Janis Zinkus, Dalia Urbanaitė, Arūnas Gelmanas, Ramūnas Tamošiūnas, Arūnas Vertelis, Andrius Macas
Total knee arthroplasty (TKA) is one of the most frequently performed major orthopaedic operations causing postoperative pain, which may influence quality of life. Therefore controlling the pain after these operations is a real challenge to medical staff in the whole world. Generally, multimodal analgesia is applied. However, there is still no gold standard for pain control after TKA. Our aim was to find out whether postoperative acute pain control method influences patients quality of life and the occurrence of chronic pain after TKA. The perspective study was performed. Fifty four patients who underwent TKA were included.

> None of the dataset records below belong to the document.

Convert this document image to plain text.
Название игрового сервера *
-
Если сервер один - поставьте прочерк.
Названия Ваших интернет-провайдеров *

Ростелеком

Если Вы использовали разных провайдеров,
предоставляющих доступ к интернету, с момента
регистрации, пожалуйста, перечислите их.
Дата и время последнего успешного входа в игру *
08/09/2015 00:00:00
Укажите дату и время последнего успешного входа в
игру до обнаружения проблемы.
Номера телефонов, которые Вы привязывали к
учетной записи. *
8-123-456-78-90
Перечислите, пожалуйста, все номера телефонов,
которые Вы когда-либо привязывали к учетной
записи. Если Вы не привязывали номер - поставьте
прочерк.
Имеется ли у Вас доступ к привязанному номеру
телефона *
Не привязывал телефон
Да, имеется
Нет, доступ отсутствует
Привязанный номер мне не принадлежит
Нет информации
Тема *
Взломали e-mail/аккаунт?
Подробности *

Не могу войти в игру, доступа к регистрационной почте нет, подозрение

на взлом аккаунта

Patients were randomized into two groups: first group (continuous femoral nerve block) and second group (continuous intraarticular block). The knee function and chronic pain influence to quality of life were evaluated by visual-analog scale, Knee injury and Osteoarthritis Outcome Score, Geriatric Depression Scale: short form. The results showed, postoperative pain control method had no influence to the occurrence of chronic pain. However, depression could cause chronic postoperative pain. The knee function recovery during the first month after TKA was faster in the second group. Despite the depression, the quality of life improved in both groups.
Keyword(s): postoperative pain; continuous femoral nerve block; continuous intraarticular block; total knee arthroplasty; chronic pain; quality of life.